9.12.22

Acreditar (eu não)

Pôôôô, Noel, eu acreditei! Nem digo “me convenci”, ouvi sim umas análises de entendidos confiantes, mas a verdade é que me deixei levar pela contagiante torcida coletiva que na abertura do Mundial se resumia a álbum de figurinhas e em noventa minutos daquele cronômetro confuso virou um país pintando rua e gritando na janela, essa esperança brasileira ufanista que brota a cada quatro anos como uma compensação por tudo ao redor. A gente joga bonito, faz dancinha sim, irlandês invejoso, vai se afogar num pint. Acreditei.

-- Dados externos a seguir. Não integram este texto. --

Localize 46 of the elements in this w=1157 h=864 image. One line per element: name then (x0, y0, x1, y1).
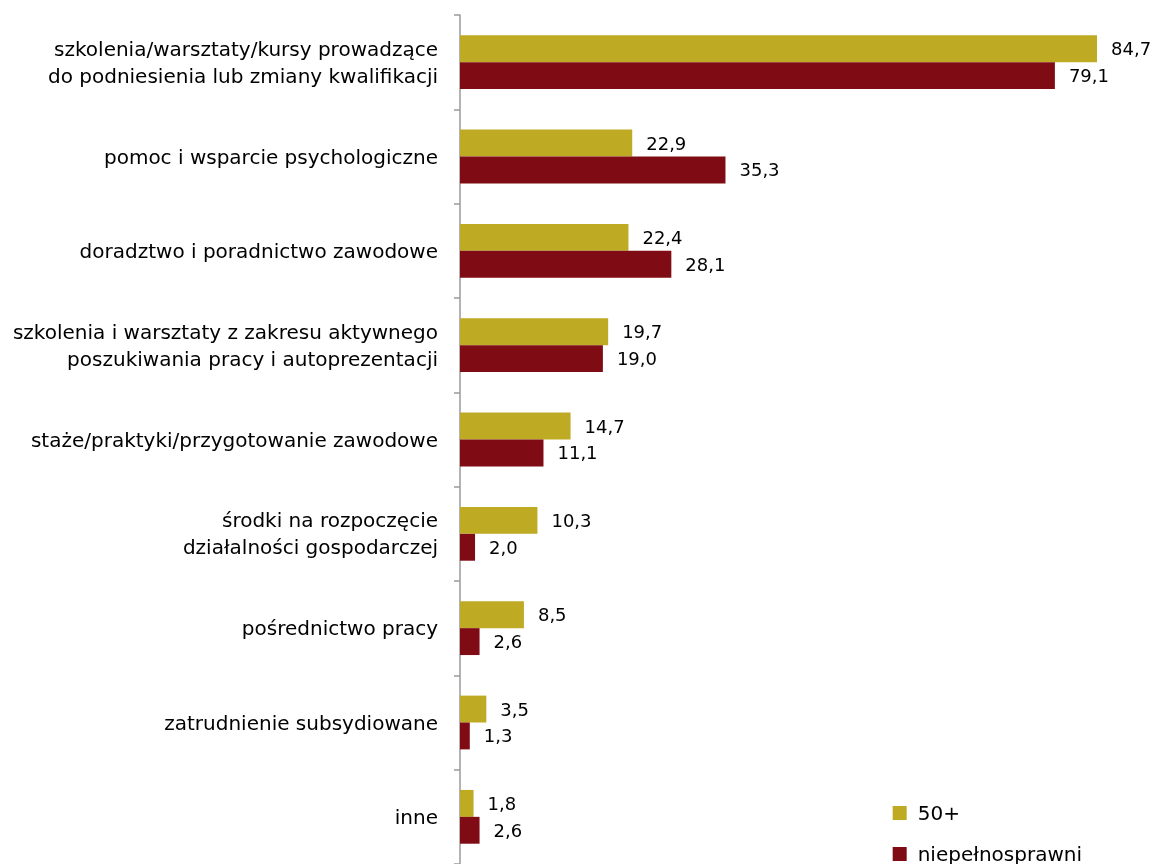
bar (460, 722, 470, 750)
y-tick-label: środki na rozpoczęcie działalności gospodarczej (182, 508, 438, 560)
bar (460, 223, 629, 251)
bar (460, 35, 1097, 63)
data-label: 8,5 (537, 604, 567, 626)
data-label: 22,9 (646, 132, 687, 154)
data-label: 28,1 (685, 253, 726, 275)
bar (460, 816, 480, 844)
bar (460, 506, 538, 534)
y-tick-label: doradztwo i poradnictwo zawodowe (79, 238, 438, 263)
y-tick-label: pośrednictwo pracy (241, 616, 439, 641)
data-label: 11,1 (557, 442, 598, 464)
data-label: 19,7 (622, 321, 663, 343)
bar (460, 533, 476, 561)
bar (460, 695, 487, 723)
data-label: 1,3 (483, 725, 513, 747)
legend-label: 50+ (917, 801, 960, 825)
bar (460, 628, 480, 656)
data-label: 84,7 (1111, 38, 1152, 60)
data-label: 1,8 (487, 792, 517, 814)
data-label: 19,0 (616, 348, 657, 370)
bar (460, 789, 474, 817)
bar (460, 62, 1055, 90)
bar (460, 601, 524, 629)
data-label: 79,1 (1068, 65, 1109, 87)
bar (460, 318, 609, 346)
data-label: 35,3 (739, 159, 780, 181)
bar (460, 412, 571, 440)
data-label: 10,3 (551, 509, 592, 531)
y-tick-label: szkolenia/warsztaty/kursy prowadzące do podniesienia lub zmiany kwalifikacji (47, 36, 438, 88)
bar (460, 129, 633, 157)
y-tick-label: inne (394, 804, 438, 829)
data-label: 3,5 (500, 698, 529, 720)
y-tick-label: staże/praktyki/przygotowanie zawodowe (30, 427, 438, 452)
bar (460, 439, 544, 467)
data-label: 22,4 (642, 226, 683, 248)
y-tick-label: szkolenia i warsztaty z zakresu aktywnego poszukiwania pracy i autoprezentacji (12, 319, 438, 371)
bar (460, 156, 726, 184)
data-label: 14,7 (584, 415, 625, 437)
y-tick-label: zatrudnienie subsydiowane (164, 710, 438, 735)
data-label: 2,6 (493, 819, 523, 841)
data-label: 2,6 (493, 631, 523, 653)
bar (460, 250, 672, 278)
data-label: 2,0 (489, 536, 518, 558)
bar (460, 345, 603, 373)
y-tick-label: pomoc i wsparcie psychologiczne (103, 144, 438, 169)
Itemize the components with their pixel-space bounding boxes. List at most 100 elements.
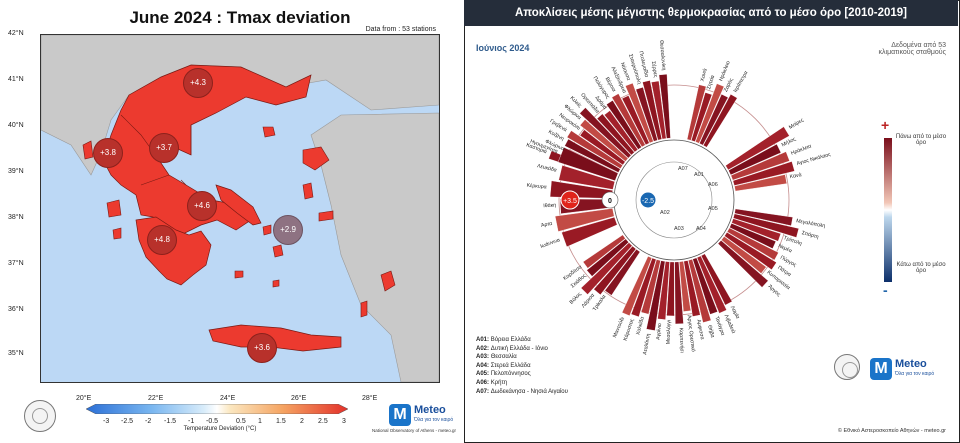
karpathos-island [360, 300, 368, 318]
lat-tick: 40°N [8, 122, 24, 129]
polar-bar [646, 260, 666, 331]
station-label: Αταλάντη [641, 333, 652, 355]
marker-a06-value: +3.6 [254, 343, 270, 352]
lon-tick: 22°E [148, 395, 164, 402]
lon-tick: 28°E [362, 395, 378, 402]
marker-a04-value: +4.6 [194, 201, 210, 210]
station-label: Λαμία [729, 305, 741, 320]
neighbor-turkey [310, 112, 439, 382]
meteo-logo[interactable]: M Meteo Όλα για τον καιρό [389, 404, 457, 428]
marker-a01[interactable]: +4.3 [183, 68, 213, 98]
polar-bar [679, 261, 692, 312]
zakynthos-island [112, 227, 122, 240]
polar-bar [557, 147, 619, 182]
colorbar-label: Temperature Deviation (°C) [183, 426, 257, 432]
lon-tick: 24°E [220, 395, 236, 402]
polar-bar [658, 73, 671, 139]
polar-bar [561, 216, 618, 248]
colorbar-tick: -2 [145, 418, 152, 425]
scale-max-dot [560, 190, 580, 210]
marker-a06[interactable]: +3.6 [247, 333, 277, 363]
scale-max-label: +3.5 [563, 198, 577, 205]
marker-a02[interactable]: +3.8 [93, 138, 123, 168]
marker-a03-value: +3.7 [156, 143, 172, 152]
polar-bar [666, 261, 675, 317]
marker-a03[interactable]: +3.7 [149, 133, 179, 163]
inner-label-a07: A07 [678, 166, 688, 172]
polar-source-line1: Δεδομένα από 53 [891, 42, 946, 49]
polar-bar [635, 86, 658, 142]
polar-bar [625, 82, 654, 144]
station-label: Χαλκίδα [635, 316, 645, 336]
marker-a07[interactable]: +2.9 [273, 215, 303, 245]
inner-label-a05: A05 [708, 206, 718, 212]
polar-bars [548, 73, 800, 331]
colorbar-tick: 2.5 [318, 418, 328, 425]
polar-bar [593, 245, 637, 296]
inner-group-ring [635, 161, 713, 239]
meteo-logo-right[interactable]: M Meteo Όλα για τον καιρό [870, 358, 938, 382]
station-label: Άργος Ορεστικό [686, 315, 697, 353]
station-label: Νεμέα [777, 242, 793, 254]
polar-bar [621, 256, 653, 317]
polar-month: Ιούνιος 2024 [476, 43, 530, 53]
polar-bar [733, 213, 800, 238]
scale-min-dot [639, 191, 657, 209]
polar-bar [721, 236, 767, 274]
lat-tick: 36°N [8, 306, 24, 313]
polar-bar [725, 126, 790, 171]
polar-bar [579, 107, 632, 159]
polar-footer: © Εθνικό Αστεροσκοπείο Αθηνών - meteo.gr [837, 428, 946, 434]
region-legend: A01: Βόρεια Ελλάδα A02: Δυτική Ελλάδα - … [476, 336, 568, 396]
andros-island [262, 224, 272, 236]
scale-min-label: -2.5 [642, 198, 654, 205]
polar-bar [604, 110, 639, 153]
polar-bar [554, 208, 615, 232]
inner-ring [613, 139, 735, 261]
station-label: Μεγαλόπολη [796, 217, 826, 229]
polar-bar [699, 93, 729, 146]
lat-tick: 42°N [8, 30, 24, 37]
polar-title: Αποκλίσεις μέσης μέγιστης θερμοκρασίας α… [464, 0, 958, 26]
minus-icon: - [883, 282, 888, 298]
station-label: Θήβα [706, 324, 716, 338]
meteo-logo-text: Meteo [414, 404, 446, 416]
polar-source-line2: κλιματικούς σταθμούς [878, 49, 946, 56]
temperature-colorbar [86, 404, 348, 414]
marker-a04[interactable]: +4.6 [187, 191, 217, 221]
lesvos-island [302, 146, 330, 171]
lat-tick: 39°N [8, 168, 24, 175]
polar-bar [564, 138, 621, 173]
station-label: Αγρίνιο [655, 323, 663, 340]
legend-row: A03: Θεσσαλία [476, 354, 517, 361]
evia-island [215, 184, 262, 226]
marker-a05[interactable]: +4.8 [147, 225, 177, 255]
legend-row: A06: Κρήτη [476, 379, 508, 386]
lon-tick: 26°E [291, 395, 307, 402]
polar-bar [726, 227, 779, 261]
polar-bar [651, 80, 667, 140]
meteo-m-icon: M [389, 404, 411, 426]
lon-tick: 20°E [76, 395, 92, 402]
station-label: Καρπενήσι [678, 328, 686, 353]
map-canvas: +4.3 +3.8 +3.7 +4.6 +4.8 +2.9 +3.6 [40, 34, 440, 383]
inner-label-a01: A01 [694, 172, 704, 178]
polar-bar [717, 240, 769, 288]
station-label: Ιθάκη [543, 202, 556, 210]
polar-bar [729, 223, 777, 249]
station-label: Μοίρες [788, 117, 805, 131]
colorbar-tick: 0.5 [236, 418, 246, 425]
polar-bar [724, 231, 777, 270]
station-label: Σέρρες [650, 61, 660, 79]
chios-island [302, 182, 314, 200]
polar-bar [734, 208, 793, 226]
observatory-seal-logo [24, 400, 56, 432]
polar-bar [692, 257, 718, 315]
region-borders [120, 114, 192, 186]
map-title: June 2024 : Tmax deviation [129, 8, 351, 27]
polar-bar [586, 238, 629, 277]
colorbar-tick: -1 [188, 418, 195, 425]
polar-bar [642, 80, 663, 141]
meteo-logo-sub-right: Όλα για τον καιρό [895, 371, 935, 377]
polar-bar [606, 100, 642, 150]
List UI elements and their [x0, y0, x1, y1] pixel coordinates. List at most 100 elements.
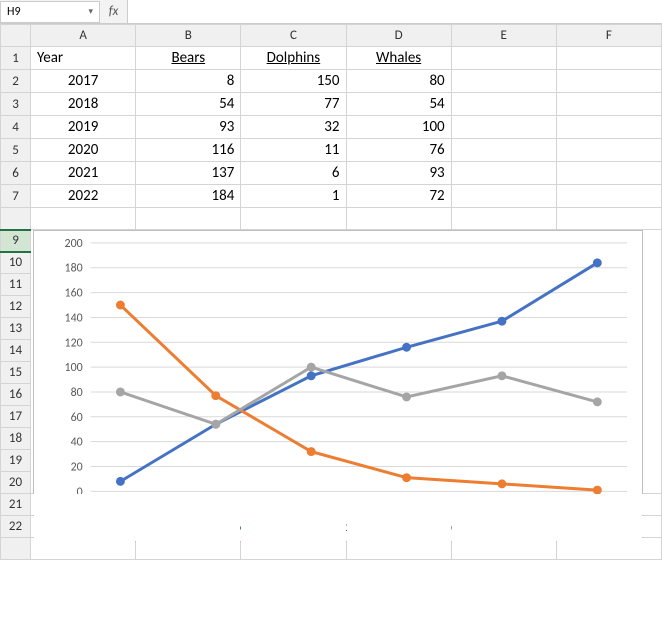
row-header[interactable]: 20 [1, 472, 31, 494]
cell[interactable]: 32 [241, 116, 346, 139]
cell[interactable]: 2022 [31, 185, 136, 208]
row-header[interactable]: 4 [1, 116, 31, 139]
cell[interactable]: 11 [241, 139, 346, 162]
cell[interactable] [556, 538, 661, 560]
col-header[interactable]: E [451, 25, 556, 47]
cell[interactable] [556, 494, 661, 516]
cell[interactable]: 1 [241, 185, 346, 208]
cell[interactable] [451, 47, 556, 70]
cell[interactable]: Dolphins [241, 47, 346, 70]
cell[interactable] [136, 208, 241, 230]
col-header[interactable]: A [31, 25, 136, 47]
cell[interactable]: 93 [136, 116, 241, 139]
cell[interactable] [451, 116, 556, 139]
row-header[interactable]: 2 [1, 70, 31, 93]
cell[interactable]: 2018 [31, 93, 136, 116]
cell[interactable]: 77 [241, 93, 346, 116]
cell[interactable]: Year [31, 47, 136, 70]
cell[interactable]: Whales [346, 47, 451, 70]
cell[interactable] [451, 70, 556, 93]
cell[interactable]: 76 [346, 139, 451, 162]
col-header[interactable]: C [241, 25, 346, 47]
row-header[interactable]: 10 [1, 252, 31, 274]
col-header[interactable]: D [346, 25, 451, 47]
row-header[interactable]: 17 [1, 406, 31, 428]
cell[interactable]: 2020 [31, 139, 136, 162]
cell[interactable] [556, 93, 661, 116]
cell[interactable] [556, 116, 661, 139]
row-header[interactable]: 19 [1, 450, 31, 472]
cell[interactable]: 150 [241, 70, 346, 93]
row-header[interactable]: 5 [1, 139, 31, 162]
cell[interactable] [556, 70, 661, 93]
cell[interactable]: 54 [136, 93, 241, 116]
row-header[interactable]: 9 [1, 230, 31, 252]
cell[interactable]: 100 [346, 116, 451, 139]
cell[interactable] [136, 516, 241, 538]
row-header[interactable]: 12 [1, 296, 31, 318]
cell[interactable]: 8 [136, 70, 241, 93]
cell[interactable]: 2019 [31, 116, 136, 139]
cell[interactable] [31, 208, 136, 230]
cell[interactable] [556, 47, 661, 70]
cell[interactable] [346, 494, 451, 516]
cell[interactable] [241, 538, 346, 560]
cell[interactable] [556, 516, 661, 538]
cell[interactable]: 184 [136, 185, 241, 208]
cell[interactable] [556, 185, 661, 208]
row-header[interactable]: 14 [1, 340, 31, 362]
cell[interactable] [346, 516, 451, 538]
row-header[interactable] [1, 208, 31, 230]
row-header[interactable]: 18 [1, 428, 31, 450]
row-header[interactable]: 6 [1, 162, 31, 185]
cell[interactable]: 72 [346, 185, 451, 208]
cell[interactable] [241, 516, 346, 538]
row-header[interactable]: 15 [1, 362, 31, 384]
row-header[interactable] [1, 538, 31, 560]
cell[interactable] [346, 208, 451, 230]
fx-icon[interactable]: fx [100, 0, 128, 23]
cell[interactable] [451, 208, 556, 230]
cell[interactable] [346, 538, 451, 560]
row-header[interactable]: 22 [1, 516, 31, 538]
y-tick-label: 20 [71, 460, 83, 474]
cell[interactable] [451, 516, 556, 538]
cell[interactable]: 93 [346, 162, 451, 185]
cell[interactable] [31, 516, 136, 538]
name-box[interactable]: H9 ▾ [0, 1, 100, 23]
cell[interactable] [136, 538, 241, 560]
cell[interactable] [451, 494, 556, 516]
cell[interactable] [241, 494, 346, 516]
cell[interactable] [241, 208, 346, 230]
cell[interactable]: 2017 [31, 70, 136, 93]
cell[interactable] [451, 538, 556, 560]
cell[interactable] [451, 139, 556, 162]
cell[interactable] [31, 538, 136, 560]
row-header[interactable]: 7 [1, 185, 31, 208]
cell[interactable]: 54 [346, 93, 451, 116]
col-header[interactable]: F [556, 25, 661, 47]
cell[interactable] [451, 93, 556, 116]
cell[interactable]: 137 [136, 162, 241, 185]
row-header[interactable]: 13 [1, 318, 31, 340]
cell[interactable] [31, 494, 136, 516]
select-all-corner[interactable] [1, 25, 31, 47]
cell[interactable] [556, 139, 661, 162]
row-header[interactable]: 1 [1, 47, 31, 70]
cell[interactable] [556, 162, 661, 185]
formula-input[interactable] [128, 0, 662, 23]
row-header[interactable]: 21 [1, 494, 31, 516]
cell[interactable] [451, 185, 556, 208]
col-header[interactable]: B [136, 25, 241, 47]
cell[interactable]: 6 [241, 162, 346, 185]
cell[interactable]: Bears [136, 47, 241, 70]
cell[interactable] [556, 208, 661, 230]
cell[interactable]: 2021 [31, 162, 136, 185]
cell[interactable] [136, 494, 241, 516]
row-header[interactable]: 16 [1, 384, 31, 406]
row-header[interactable]: 3 [1, 93, 31, 116]
cell[interactable]: 80 [346, 70, 451, 93]
row-header[interactable]: 11 [1, 274, 31, 296]
cell[interactable]: 116 [136, 139, 241, 162]
cell[interactable] [451, 162, 556, 185]
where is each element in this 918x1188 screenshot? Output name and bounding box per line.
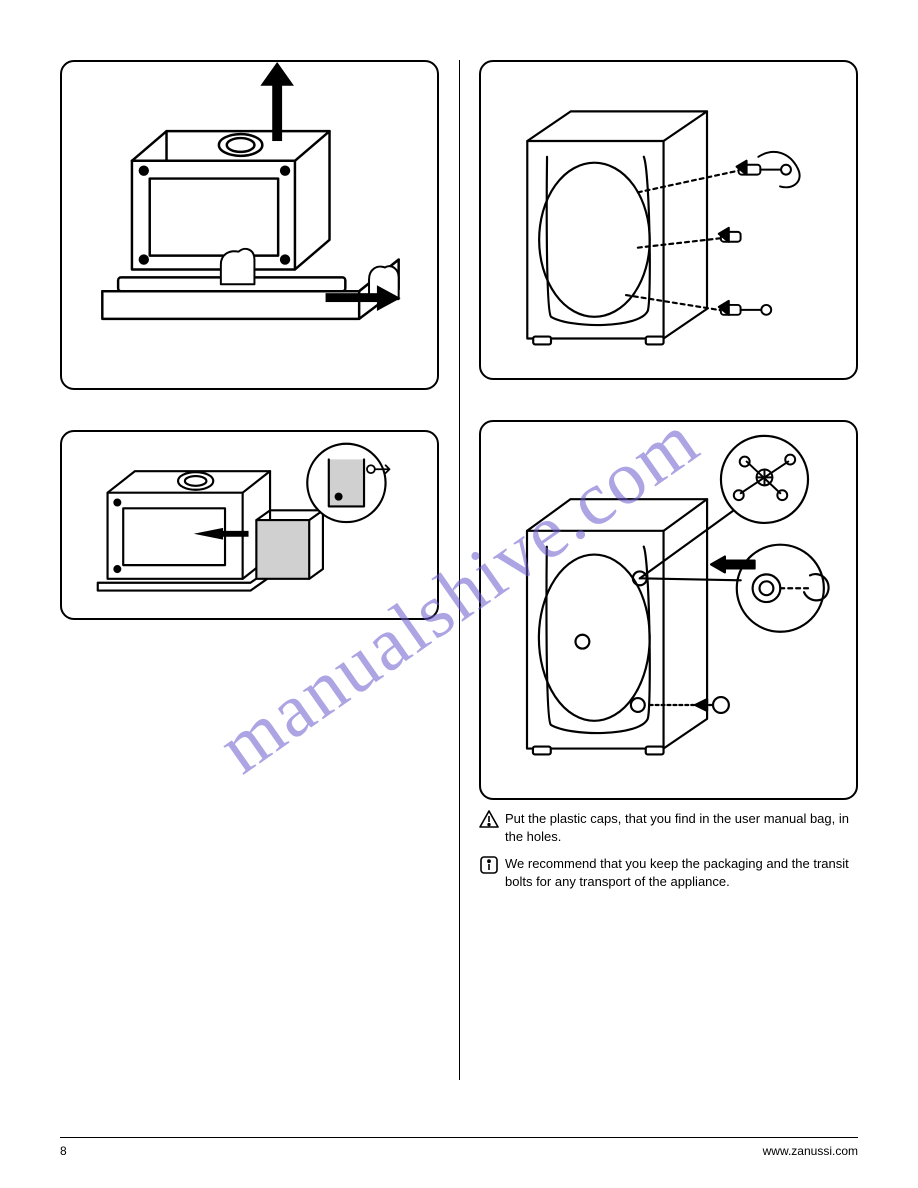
warning-note: Put the plastic caps, that you find in t… (479, 810, 858, 845)
info-note: We recommend that you keep the packaging… (479, 855, 858, 890)
right-column: Put the plastic caps, that you find in t… (459, 60, 858, 1080)
spacer (60, 390, 439, 430)
two-column-layout: Put the plastic caps, that you find in t… (60, 60, 858, 1080)
info-icon (479, 855, 499, 880)
figure-1-svg (62, 62, 437, 388)
page-number: 8 (60, 1144, 67, 1158)
page-footer: 8 www.zanussi.com (60, 1137, 858, 1158)
left-column (60, 60, 459, 1080)
info-text: We recommend that you keep the packaging… (505, 855, 858, 890)
figure-9-frame (479, 420, 858, 800)
warning-text: Put the plastic caps, that you find in t… (505, 810, 858, 845)
figure-6-svg (481, 62, 856, 378)
step-9-block (479, 420, 858, 800)
manual-page: Put the plastic caps, that you find in t… (0, 0, 918, 1188)
figure-6-frame (479, 60, 858, 380)
warning-icon (479, 810, 499, 833)
spacer (479, 380, 858, 420)
figure-1-frame (60, 60, 439, 390)
figure-9-svg (481, 422, 856, 798)
footer-url: www.zanussi.com (763, 1144, 858, 1158)
figure-2-svg (62, 432, 437, 618)
step-2-block (60, 430, 439, 620)
step-6-block (479, 60, 858, 380)
figure-2-frame (60, 430, 439, 620)
step-1-block (60, 60, 439, 390)
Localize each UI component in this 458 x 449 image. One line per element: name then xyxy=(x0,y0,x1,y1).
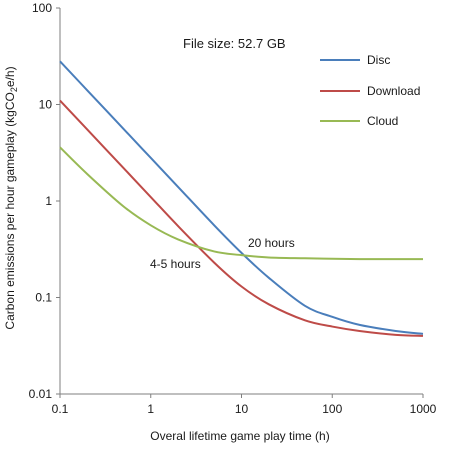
legend-label-download: Download xyxy=(367,84,420,98)
y-tick-label: 1 xyxy=(45,194,52,208)
x-tick-label: 10 xyxy=(235,402,249,416)
x-tick-label: 1000 xyxy=(410,402,437,416)
y-axis-title: Carbon emissions per hour gameplay (kgCO… xyxy=(3,66,19,329)
y-axis-title-subscript: 2 xyxy=(9,87,19,92)
x-tick-label: 0.1 xyxy=(52,402,69,416)
series-group xyxy=(59,60,424,337)
y-tick-label: 10 xyxy=(39,98,53,112)
y-tick-label: 0.1 xyxy=(35,291,52,305)
x-axis-title: Overal lifetime game play time (h) xyxy=(150,429,329,443)
legend: Disc Download Cloud xyxy=(320,53,420,128)
series-line-disc xyxy=(59,60,424,335)
annotation-20-hours: 20 hours xyxy=(248,236,295,250)
legend-label-disc: Disc xyxy=(367,53,390,67)
y-axis-title-suffix: e/h) xyxy=(3,66,17,87)
x-ticks: 0.1 1 10 100 1000 xyxy=(52,394,437,416)
x-tick-label: 100 xyxy=(322,402,342,416)
y-tick-label: 100 xyxy=(32,1,52,15)
annotation-4-5-hours: 4-5 hours xyxy=(150,257,201,271)
series-line-download xyxy=(59,99,424,337)
series-line-cloud xyxy=(59,146,423,261)
x-tick-label: 1 xyxy=(147,402,154,416)
y-tick-label: 0.01 xyxy=(29,387,53,401)
y-axis-title-prefix: Carbon emissions per hour gameplay (kgCO xyxy=(3,92,17,329)
file-size-annotation: File size: 52.7 GB xyxy=(183,36,286,51)
y-ticks: 0.01 0.1 1 10 100 xyxy=(29,1,60,401)
legend-label-cloud: Cloud xyxy=(367,114,398,128)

Penalti, Noel! Pe-na-li-da-de-máxima. Ouvi quase quinhentos minutos de Galvão, lacrimejei com jingle do Itaú. Quebrei a cara. E nem tenho para me proteger aquela estranha máscara que deixa os jogadores parecendo o Cat Noir. Achei que ganharíamos essa Copa.

“O Brasil tem elenco para montar três times nessa seleção”, ouvi. Era tanto elenco que escalaram um figurante para decisão por pênalti, alguém me mostra o teste desse Marquinhos? Até aquele chute na trave eu só o tinha visto dando um mata leão em um croata ao lado do juiz, mas admito: desconheço tanto os jogadores que ao ver um close em Alex Sandro sondei se alguém controlava quem entrava em campo. “Esse homem aí é do nosso time?” Os jogadores ficam correndo de um lado para o outro, duvido que um funcionário da FIFA fique contando quantos tem de cada lado o tempo todo. Se eu fosse técnica, infiltraria gente.

Levaram 26 esse ano, ou seja, mais os antigos que estavam no estádio tínhamos uns trinta craques no Qatar. E Neymar não bate pênalti? Imagina se o Ronaldo entrasse correndo, driblando e marcasse? Seria histórico. “Obvio que não pode”. Uai, matar gente em obra de estádio pode? Então pronto. Dava um alento quando a câmera focava no Ronaldo, Roberto Carlos, Rivaldo, Cafu, não dava? Eles ali torcendo, umas caras conhecidas, aquela segurança da nostalgia. Quer dizer, torcer TORCER mesmo eles não torciam muito, pareciam sempre um pouco entediados, mas com o calor que faz no deserto talvez eu só movesse meio lábio para comemorar gol também.

Aqui, sorri escancaradamente, Noel. Pulei, xinguei, acreditei. Imitei pombo. Aquele menino platinado fez duas ou três jogadas sensacionais e pronto, me ganhou. Não aprendi a escrever Richarlison ainda, mas na vida já aprendi  a escrever Whindersson então é só questão de tempo. Seria, em 120 não funcionou. Você acha que o Tite teve uma convulsão na noite anterior e saberemos a verdade daqui a uns anos, Noel? Não vem com empatiazinha não, me dispus a torcer, quero poder opinar. Mas antes disso Richarlisson me ganhou em um voleio. Eu nem sabia o que era voleio, tampouco quem era ele, mas sondei na hora se jogava mais à esquerda, à direita, centrão, como foi esse voto válido? Torcer era mais fácil antigamente, hein, Noel. Torcida aprovada, comprei camisa. Amarela com animal print. Sabe quanto me custou emocionalmente isso? Ainda por cima fico horrível de amarelo, customizei uns negócios para marcar bem a diferença política e torci.

Superei todos os traumas de 7X1 que emergem, fiz vista grossa para comportamentos inaceitáveis, preguei união e anistia ao jogadores, já nem bradava mais contra a censura da FIFA aos protestos e condições deslavadas da escolha do país-sede, ignorei tu-di-nho por essa estranha explosão de um grito de gol, essa catarse libertadora que talvez só o Carnaval traga igual, esse encantamento de saber admirar uma jogada de um atleta de ponta que mistura total domínio de bola e um balé lindíssimo. Aceitei arriscar me decepcionar de novo para viver essa emoção.

Foi tanta empolgação, Noel, que prometi que se ganhássemos as eleições e o hexa eu voltaria a acreditar até em você. Em um mesmo ano me dispus a acreditar de novo no Lula, no Brasil na Copa e em você. Para ter um mínimo de coerência eu teria que voltar a acreditar até no amor, né? Aí acontece o quê? Na trave. Pênaltis. Foi tudo em vão.

Estou escrevendo para você?

Droga.

Traz para mim no Natal essa máscara de Cat Noir.